Branching and conditional statements has been first targeted by side-channel cryptanalysts exploiting timing as side-channel. There has been several countermeasures like fuzzying timestamp counters, constant time implementations which have been proposed in literature to thwart the attacks from timing variations. But in most of these countermeasures, threat exists through HPCs as side-channel since the sequence of conditional statements that are being executed remains dependent on the key bits. In the present work though we have illustrated the attacks on RSA-like asymmetric key ciphers but this work can be extended to standard Double and Add Algorithm which is used to implement Elliptic Curve Scalar Multiplication. This forms the basis of the future scope of the study. We propose some of the feasible algorithmic countermeasures which are capable to thwart the present attack:

  • Our attack targets the conditional reduction statement of Montgomery Multiplication (MM) and identifies secret key bits on observing branch miss distribution over separate ciphertext sets. If input to MM algorithm is masked such that 2 random numbers are generated at runtime and inputs are modified as \((a_r=a+r_1)\) and \((b_r=b+r_2)\), the branch predictor observes conditional branches which depend on \(r_1,r_2\). However the final product is \(a*b\) as effect of \(r_1,r_2\) can be nullified by adding correction terms. This masking strategy will prevent the adversary from simulating branch miss, since \(r_1,r_2\) are randomly generated at run time.

  • There are other implementations of RSA, like CRT-RSA, which can be more resistant against the proposed attacks, since the adversary cannot perform the necessary subsimulations without knowing the prime factors of the RSA modulus.

However in context to such implementations, the performance counters can still pose a threatening side-channel, if stronger attack models are considered. For example, if the adversary is capable of introducing a transient bit fault in the secret exponent, and observes the differences in the values of the performance counters, leakages due to the branch predictor still occurs [2].

All these experiments, show that HPCs form a threatening side-channel for the existing implementations of RSA-like public key ciphers and any such implementation which has branching statements conditioned on secret key bits are vulnerable to attacks exploiting branch misprediction information from HPCs. This side-channel should also be considered along with other well-known side-channels like timing, power, and faults.

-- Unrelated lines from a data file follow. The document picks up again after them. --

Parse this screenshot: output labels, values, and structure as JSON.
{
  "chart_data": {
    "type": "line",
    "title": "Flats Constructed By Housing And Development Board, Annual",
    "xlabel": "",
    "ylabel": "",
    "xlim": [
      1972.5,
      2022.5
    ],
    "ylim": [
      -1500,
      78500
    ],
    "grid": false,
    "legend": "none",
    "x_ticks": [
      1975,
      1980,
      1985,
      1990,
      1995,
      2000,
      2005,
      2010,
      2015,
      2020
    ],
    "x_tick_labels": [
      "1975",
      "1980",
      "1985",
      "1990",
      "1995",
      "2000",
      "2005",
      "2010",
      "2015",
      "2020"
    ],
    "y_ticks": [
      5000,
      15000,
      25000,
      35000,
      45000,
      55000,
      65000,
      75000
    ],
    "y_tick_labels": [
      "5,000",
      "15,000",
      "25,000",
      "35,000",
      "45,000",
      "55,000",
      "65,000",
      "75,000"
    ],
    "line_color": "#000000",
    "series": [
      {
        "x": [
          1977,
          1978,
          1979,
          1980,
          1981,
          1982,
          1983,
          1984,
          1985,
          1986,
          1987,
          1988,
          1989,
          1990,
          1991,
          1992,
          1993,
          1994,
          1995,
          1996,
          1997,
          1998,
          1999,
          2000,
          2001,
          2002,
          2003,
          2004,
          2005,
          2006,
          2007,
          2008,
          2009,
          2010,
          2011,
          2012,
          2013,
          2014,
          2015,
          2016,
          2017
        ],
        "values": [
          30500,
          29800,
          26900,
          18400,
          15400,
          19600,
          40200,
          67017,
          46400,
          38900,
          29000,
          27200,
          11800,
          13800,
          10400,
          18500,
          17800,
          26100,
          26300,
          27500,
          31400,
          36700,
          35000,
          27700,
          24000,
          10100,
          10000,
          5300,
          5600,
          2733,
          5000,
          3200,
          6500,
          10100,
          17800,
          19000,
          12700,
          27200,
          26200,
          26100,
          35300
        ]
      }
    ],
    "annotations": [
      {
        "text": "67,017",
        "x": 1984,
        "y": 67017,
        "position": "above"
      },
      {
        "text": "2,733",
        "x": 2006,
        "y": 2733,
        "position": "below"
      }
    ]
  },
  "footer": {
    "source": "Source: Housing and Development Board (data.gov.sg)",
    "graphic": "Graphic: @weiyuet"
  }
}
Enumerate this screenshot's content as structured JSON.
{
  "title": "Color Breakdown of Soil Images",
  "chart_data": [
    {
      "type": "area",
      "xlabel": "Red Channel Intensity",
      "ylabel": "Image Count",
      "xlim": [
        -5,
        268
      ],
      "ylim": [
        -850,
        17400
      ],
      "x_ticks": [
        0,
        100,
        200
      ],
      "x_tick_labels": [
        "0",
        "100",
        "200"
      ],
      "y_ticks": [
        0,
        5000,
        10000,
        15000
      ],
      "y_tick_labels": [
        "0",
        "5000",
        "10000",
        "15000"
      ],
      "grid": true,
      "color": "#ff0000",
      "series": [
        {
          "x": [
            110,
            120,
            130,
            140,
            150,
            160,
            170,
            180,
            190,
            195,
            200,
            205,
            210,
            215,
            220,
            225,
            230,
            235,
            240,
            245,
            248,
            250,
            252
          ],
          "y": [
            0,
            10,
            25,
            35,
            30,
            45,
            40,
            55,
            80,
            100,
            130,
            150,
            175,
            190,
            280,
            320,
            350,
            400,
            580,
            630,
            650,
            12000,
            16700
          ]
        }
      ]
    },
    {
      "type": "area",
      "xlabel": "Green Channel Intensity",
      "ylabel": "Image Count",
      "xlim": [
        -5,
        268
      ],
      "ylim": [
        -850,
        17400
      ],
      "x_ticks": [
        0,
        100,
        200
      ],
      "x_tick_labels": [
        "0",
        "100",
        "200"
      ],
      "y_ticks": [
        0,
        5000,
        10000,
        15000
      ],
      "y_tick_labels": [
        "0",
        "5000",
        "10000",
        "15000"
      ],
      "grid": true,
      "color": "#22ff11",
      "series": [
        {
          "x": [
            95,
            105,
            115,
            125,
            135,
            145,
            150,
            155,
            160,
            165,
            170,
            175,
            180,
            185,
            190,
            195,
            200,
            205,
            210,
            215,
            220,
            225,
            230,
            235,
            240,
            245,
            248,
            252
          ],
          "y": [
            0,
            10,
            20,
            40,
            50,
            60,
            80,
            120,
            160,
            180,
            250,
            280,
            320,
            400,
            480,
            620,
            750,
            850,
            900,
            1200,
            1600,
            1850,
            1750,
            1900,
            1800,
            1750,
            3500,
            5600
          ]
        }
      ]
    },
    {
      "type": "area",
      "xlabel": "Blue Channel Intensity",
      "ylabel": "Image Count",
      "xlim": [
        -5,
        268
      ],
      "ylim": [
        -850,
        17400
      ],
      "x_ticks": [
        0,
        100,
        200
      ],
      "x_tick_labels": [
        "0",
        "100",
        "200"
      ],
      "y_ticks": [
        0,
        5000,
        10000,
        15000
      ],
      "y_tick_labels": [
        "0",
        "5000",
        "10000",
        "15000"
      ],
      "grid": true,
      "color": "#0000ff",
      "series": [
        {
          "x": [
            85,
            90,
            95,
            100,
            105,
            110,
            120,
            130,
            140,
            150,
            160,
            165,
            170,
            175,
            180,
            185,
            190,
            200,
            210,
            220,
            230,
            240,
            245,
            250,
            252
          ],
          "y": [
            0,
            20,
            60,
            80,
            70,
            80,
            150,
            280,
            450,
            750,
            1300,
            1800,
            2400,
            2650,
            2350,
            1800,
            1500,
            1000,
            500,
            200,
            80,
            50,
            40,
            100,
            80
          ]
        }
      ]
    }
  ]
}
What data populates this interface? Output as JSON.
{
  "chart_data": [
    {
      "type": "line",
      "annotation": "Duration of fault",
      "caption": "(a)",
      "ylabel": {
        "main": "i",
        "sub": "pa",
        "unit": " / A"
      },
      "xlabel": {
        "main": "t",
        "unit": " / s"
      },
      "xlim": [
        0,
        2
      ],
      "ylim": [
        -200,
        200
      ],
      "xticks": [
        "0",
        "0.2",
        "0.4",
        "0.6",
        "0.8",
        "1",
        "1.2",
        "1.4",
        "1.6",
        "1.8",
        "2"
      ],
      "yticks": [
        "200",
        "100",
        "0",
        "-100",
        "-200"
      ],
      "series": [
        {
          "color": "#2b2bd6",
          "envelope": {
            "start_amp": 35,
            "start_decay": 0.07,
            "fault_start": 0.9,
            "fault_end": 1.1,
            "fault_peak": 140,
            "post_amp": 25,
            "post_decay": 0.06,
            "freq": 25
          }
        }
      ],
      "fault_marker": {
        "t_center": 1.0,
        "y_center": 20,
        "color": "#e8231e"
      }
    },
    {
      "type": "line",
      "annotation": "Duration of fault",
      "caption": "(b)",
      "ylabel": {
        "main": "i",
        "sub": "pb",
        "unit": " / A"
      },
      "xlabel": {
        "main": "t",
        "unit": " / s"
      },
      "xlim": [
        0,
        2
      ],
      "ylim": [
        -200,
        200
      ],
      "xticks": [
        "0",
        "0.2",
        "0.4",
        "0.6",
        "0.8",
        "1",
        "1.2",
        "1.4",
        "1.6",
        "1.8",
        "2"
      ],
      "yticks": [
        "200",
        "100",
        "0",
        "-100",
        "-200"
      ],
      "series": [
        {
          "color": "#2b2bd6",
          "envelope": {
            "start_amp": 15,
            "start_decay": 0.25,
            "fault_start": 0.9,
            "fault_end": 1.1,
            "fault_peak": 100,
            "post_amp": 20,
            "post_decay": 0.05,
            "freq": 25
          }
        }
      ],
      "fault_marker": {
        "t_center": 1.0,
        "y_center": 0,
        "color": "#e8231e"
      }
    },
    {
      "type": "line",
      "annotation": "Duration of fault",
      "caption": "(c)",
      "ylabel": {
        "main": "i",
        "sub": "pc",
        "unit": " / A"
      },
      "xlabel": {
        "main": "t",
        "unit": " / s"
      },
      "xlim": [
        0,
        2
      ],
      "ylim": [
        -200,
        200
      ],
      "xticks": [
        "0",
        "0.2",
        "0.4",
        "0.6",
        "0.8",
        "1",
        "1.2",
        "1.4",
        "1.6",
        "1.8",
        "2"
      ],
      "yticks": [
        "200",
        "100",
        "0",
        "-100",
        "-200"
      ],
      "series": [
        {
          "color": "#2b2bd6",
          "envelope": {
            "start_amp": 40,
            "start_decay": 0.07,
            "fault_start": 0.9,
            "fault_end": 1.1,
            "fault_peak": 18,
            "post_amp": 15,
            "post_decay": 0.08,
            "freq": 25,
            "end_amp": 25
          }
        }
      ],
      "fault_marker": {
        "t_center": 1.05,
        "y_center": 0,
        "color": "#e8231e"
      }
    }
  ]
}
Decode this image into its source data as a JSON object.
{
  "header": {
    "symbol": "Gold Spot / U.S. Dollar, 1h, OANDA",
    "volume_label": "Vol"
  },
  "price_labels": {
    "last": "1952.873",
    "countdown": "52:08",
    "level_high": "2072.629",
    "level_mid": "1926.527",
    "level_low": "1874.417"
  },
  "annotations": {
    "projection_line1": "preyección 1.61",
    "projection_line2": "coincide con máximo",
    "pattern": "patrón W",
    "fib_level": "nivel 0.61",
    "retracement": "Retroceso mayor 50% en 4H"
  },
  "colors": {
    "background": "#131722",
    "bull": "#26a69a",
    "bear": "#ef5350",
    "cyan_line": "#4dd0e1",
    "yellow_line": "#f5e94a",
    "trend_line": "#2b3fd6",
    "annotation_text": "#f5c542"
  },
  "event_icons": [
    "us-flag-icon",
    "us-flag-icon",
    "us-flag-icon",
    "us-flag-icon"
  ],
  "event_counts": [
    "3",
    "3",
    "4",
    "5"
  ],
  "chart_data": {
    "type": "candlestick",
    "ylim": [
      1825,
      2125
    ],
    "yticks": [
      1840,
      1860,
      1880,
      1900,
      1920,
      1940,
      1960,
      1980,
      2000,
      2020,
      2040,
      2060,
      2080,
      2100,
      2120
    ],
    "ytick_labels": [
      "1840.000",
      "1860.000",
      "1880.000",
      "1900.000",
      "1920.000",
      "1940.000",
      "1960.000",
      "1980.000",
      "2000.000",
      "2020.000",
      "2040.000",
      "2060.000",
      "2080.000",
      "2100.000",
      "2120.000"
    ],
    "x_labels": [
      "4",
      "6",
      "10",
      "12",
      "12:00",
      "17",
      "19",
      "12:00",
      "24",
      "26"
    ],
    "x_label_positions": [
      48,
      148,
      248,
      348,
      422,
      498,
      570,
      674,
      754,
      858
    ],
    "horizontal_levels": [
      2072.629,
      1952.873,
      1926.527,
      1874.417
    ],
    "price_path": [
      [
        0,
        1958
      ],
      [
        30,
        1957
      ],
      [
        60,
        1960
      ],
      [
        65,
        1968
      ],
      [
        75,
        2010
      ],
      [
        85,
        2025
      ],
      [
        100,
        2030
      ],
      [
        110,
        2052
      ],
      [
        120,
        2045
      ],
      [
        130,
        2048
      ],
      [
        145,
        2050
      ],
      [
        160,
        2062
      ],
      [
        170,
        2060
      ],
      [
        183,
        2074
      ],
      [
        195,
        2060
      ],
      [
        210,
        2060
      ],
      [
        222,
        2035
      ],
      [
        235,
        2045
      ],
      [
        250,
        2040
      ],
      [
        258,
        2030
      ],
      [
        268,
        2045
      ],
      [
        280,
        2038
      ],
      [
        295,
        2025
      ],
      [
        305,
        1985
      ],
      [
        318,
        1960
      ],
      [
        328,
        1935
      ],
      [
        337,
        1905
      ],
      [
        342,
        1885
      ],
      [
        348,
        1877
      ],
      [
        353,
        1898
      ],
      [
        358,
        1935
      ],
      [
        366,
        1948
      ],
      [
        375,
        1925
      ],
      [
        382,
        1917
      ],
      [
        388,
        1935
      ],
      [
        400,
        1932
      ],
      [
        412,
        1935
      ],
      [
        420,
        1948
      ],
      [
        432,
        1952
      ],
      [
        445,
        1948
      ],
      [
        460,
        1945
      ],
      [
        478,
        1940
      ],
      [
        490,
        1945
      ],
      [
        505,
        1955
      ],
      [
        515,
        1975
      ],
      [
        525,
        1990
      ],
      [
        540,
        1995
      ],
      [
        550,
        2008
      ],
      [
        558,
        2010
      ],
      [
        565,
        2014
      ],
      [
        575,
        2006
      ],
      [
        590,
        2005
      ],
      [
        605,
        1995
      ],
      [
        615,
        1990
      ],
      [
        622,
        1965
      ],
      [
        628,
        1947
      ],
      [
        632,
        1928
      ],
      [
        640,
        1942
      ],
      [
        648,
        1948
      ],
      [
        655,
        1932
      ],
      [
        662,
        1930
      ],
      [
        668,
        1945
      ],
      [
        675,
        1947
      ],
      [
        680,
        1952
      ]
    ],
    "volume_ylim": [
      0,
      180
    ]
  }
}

The information provided by the Performance Counters should be possibly computed to provide the user means to access the performance, without providing a mechanism to extract secret information.

8 Conclusion

This paper shows that HPCs, which are used as performance monitors (watchmen) in modern computer systems can be utilized to retrieve the secret keys by reasonably modelled adversaries. The attack that we illustrate exploit the characteristics of branch predictor and show formally that the leakage of the key increases with the ability of the attacker to model the predictor more accurately. The experimental results clearly present the correct identification of the secret bits of 1024 bit RSA running on real life Intel platforms. We follow by a claim that branch misses from HPCs are indeed more significant side-channel compared to timing. For future work these experiments should be widened to model secure predictors which will inherently prevent information leakage.